The Unruly Pig, which won Suffolk Pub of the Year at the 2016 National Pub & Bar Awards, very nearly shut down before it had begun. A fire 12 weeks after opening destroyed 40% of the building. It took six months to repair the damage and there were times when owner Brendan Padfield might have walked away from the enterprise entirely, or certainly worried that his team would.
But the awards, recognition and plaudits that the pub had justifiably earned in its opening three months convinced Padfield and most of his staff that they had started something exceptional.
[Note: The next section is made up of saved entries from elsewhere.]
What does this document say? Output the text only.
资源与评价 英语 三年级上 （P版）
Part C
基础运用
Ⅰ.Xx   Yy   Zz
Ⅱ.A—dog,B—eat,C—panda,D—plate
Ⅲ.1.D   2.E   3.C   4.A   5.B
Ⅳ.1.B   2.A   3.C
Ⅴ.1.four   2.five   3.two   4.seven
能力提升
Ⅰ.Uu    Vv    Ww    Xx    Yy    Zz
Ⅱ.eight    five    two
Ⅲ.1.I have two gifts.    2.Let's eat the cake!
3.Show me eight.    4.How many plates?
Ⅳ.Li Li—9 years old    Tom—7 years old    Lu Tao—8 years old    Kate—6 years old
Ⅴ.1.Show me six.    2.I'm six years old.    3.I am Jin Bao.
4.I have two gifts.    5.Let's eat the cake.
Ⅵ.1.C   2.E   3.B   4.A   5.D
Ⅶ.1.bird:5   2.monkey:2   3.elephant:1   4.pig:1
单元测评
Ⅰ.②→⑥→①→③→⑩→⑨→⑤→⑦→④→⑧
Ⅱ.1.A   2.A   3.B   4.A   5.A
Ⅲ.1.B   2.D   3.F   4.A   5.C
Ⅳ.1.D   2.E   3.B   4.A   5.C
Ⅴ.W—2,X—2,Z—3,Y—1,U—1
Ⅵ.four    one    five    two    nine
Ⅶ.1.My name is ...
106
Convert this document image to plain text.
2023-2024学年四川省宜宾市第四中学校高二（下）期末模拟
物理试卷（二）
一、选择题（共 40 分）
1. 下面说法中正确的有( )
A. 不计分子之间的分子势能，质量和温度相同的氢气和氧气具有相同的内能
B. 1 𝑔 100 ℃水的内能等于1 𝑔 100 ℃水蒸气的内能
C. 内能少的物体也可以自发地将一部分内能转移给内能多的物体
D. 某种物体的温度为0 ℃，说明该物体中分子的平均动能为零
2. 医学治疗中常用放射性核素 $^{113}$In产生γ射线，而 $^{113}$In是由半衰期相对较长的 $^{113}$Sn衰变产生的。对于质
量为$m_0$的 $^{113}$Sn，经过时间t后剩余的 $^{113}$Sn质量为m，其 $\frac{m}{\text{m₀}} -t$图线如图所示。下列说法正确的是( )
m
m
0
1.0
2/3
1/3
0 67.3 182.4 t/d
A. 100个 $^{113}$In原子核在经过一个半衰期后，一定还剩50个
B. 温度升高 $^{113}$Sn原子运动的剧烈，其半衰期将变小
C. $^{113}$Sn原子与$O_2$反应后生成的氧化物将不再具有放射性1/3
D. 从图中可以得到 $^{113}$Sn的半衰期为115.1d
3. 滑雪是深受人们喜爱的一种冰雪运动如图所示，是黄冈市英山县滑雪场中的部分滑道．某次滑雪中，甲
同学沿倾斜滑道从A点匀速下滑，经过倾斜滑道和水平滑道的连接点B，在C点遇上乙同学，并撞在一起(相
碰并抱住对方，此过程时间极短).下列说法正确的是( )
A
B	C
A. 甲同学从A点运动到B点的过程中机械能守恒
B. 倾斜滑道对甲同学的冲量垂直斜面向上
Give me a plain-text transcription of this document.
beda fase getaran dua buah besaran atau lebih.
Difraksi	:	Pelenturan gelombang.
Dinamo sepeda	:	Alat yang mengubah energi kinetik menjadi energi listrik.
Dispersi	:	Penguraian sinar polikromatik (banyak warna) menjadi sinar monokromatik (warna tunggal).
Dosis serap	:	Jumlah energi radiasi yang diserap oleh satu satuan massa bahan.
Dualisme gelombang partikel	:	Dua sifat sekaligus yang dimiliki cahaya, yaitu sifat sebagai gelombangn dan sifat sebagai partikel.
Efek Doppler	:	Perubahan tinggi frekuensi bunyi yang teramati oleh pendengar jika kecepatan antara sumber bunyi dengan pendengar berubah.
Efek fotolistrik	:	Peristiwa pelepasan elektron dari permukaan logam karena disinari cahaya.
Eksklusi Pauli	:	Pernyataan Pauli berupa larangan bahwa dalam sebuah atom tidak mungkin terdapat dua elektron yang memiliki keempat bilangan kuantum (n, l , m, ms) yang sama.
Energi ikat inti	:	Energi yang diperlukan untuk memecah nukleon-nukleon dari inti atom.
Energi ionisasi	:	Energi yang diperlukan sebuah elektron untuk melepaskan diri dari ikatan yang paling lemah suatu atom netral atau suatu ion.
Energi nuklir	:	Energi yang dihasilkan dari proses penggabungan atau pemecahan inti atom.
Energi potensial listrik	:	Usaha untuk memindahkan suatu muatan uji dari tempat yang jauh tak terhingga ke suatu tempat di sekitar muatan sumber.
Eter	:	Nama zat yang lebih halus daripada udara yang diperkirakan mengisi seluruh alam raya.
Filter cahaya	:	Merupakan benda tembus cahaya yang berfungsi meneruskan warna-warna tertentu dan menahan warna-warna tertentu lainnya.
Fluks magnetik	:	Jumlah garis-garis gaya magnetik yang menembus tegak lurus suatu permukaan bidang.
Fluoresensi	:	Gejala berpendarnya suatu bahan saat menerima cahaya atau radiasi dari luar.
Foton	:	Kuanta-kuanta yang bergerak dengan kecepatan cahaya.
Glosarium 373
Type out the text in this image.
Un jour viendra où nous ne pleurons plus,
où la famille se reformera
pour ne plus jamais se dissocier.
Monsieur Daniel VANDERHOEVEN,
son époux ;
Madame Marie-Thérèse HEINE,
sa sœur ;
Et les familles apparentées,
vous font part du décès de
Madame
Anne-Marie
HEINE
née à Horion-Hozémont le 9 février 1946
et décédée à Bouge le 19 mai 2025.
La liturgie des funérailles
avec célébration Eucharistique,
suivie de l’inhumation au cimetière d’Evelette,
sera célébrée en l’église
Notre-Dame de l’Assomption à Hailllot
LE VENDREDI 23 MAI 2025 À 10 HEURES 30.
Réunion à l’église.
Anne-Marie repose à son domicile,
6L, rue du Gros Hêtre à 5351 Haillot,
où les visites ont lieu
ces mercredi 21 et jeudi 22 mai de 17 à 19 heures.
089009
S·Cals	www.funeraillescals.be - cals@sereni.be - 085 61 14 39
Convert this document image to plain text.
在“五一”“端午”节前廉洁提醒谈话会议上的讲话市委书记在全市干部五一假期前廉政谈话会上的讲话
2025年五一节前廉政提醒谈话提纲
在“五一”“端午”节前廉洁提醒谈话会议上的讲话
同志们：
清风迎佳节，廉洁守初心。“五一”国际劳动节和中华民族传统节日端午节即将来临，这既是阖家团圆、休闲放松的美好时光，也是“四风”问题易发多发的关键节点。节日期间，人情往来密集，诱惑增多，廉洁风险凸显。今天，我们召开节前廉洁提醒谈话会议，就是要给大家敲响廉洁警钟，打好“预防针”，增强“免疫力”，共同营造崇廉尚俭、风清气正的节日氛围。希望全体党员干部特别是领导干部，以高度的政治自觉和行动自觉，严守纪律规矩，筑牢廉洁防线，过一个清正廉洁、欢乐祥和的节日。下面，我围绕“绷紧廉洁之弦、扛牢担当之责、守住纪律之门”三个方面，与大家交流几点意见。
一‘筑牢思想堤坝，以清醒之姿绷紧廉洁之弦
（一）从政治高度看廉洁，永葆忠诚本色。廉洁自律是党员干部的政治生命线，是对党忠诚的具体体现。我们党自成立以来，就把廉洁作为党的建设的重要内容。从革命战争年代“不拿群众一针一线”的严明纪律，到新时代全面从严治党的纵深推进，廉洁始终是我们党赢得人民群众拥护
So repair work began and, one year ago, The Unruly Pig Mark II opened its doors. And thank goodness it did.
The pub is 16th century, and it is delightful to see that it has retained that traditional edge while still bringing contemporary and quirky elements to the fore. The walls feature plenty of exposed brickwork and while the colour scheme is dark, it is not the red of old, but an embrace of rich blue. A wooden floor is covered with soft rugs to bring added warmth. Oak beams stretch across low ceilings, but beneath them is an array of brightly coloured French welders’ light fittings and an eclectic collection of paintings, comic strips and photographs – the result of 30 years of art collecting on Padfield’s part. There is a stuffed boar’s head above one of the traditional fireplaces, but it wears a tiara. Above another is a pig’s head, but like the pub sign with its child-like splashes of paint, it’s wearing earrings. Unruliness rules.
This is walking and cycling country, with plenty of sites to see – from Orford Castle to the legendary Sutton Hoo burial site. As such, there are bicycle racks, plenty of parking space outside the pub, and dog biscuits on offer at the bar. The layout is uneven, with different levels and lots of little rooms to explore. Without doors to separate them, however, everything feels simultaneously secluded and included, as the gentle murmur of weekend tourists, locals and jazz music flows throughout the pub. The seating is eclectic too, with pink and purple leather armchairs interspersed with high backed chesterfield benches and sober black chairs. Walking past the L-shaped bar with its bunches of overhanging wine glasses, we settle down next to a fireplace and inspect the menu.
The Unruly Pig is proud to call itself a gastropub and its focus on food and wine – Padfield’s passion – is clear to see. While there is a good selection of local Adnams ales and some craftier options on the bar, it is the wine list that dominates the drinks, and rightly so. There are 60 wines available by the glass alone, with an Enomatic vacuum wine case behind the bar. Recently introduced Coravin needles also allow customers to order some of the higher end wines by the glass.
For a venue as remote as The Unruly Pig, this is incredibly important. It has a local village with which it has reconnected – as we walk in we can see a few sat at the bar with pints – but the majority of customers have driven and being able to just have a glass of something splendid is a real treat. A range of mocktails and non-alcoholic options are showcased under Driver’s Drinks, and the pub also offers 50ml Driver’s Measures for all wines by the glass, which is a nice touch.
It’s a Sunday, so naturally roasts dominate, but there is still a sizeable array of interesting options. Kent has long held the title of the Garden of England, but you would be hard pressed to find a county with such exceptional local produce as Suffolk. And The Unruly Pig has taken full advantage. The menus don’t shout about local provenance – there are nods to it, but no extensive list of every supplier beneath every dish – but The Unruly Pig’s kitchen is awash with quality food from its doorstep and the chefs work wonders with it. The balance in every dish is marked.
The pork T-bone with Unruly macaroni cheese (£15.95) is an incredible choice – the macaroni a particularly balanced hit that avoids overt richness without neglecting flavour. A tasty rabbit pappardelle (£16.95) features melt-in-the-mouth meat with spicy pasta. Sunday calls for a roast beef (£17.95) – it arrives with splendid roasties and a great Yorkshire pudding. The meat is rare, succulent and very finely sliced. Finally, there is the roasted fillet of hake with olive oil mash, cockle beurre blanc and samphire (£15.95). The texture is bang on and the butter and oil enhance this most popular of fish.
Moving onto pudding (all £6.95), we are not disappointed, with dishes that eschew the usual heavy richness for a lighter, but no less delicious approach. The bitter chocolate torte with banana and rum ice cream enjoys just the right level of rum, while the treacle tart with blood orange and crème fraîche sorbet is the most scoffable I’ve had in ages – so sweet but at no point saccharine. All are masterfully paired with 50ml glasses of dessert wine, bringing an indulgent end to a delightful Sunday lunch.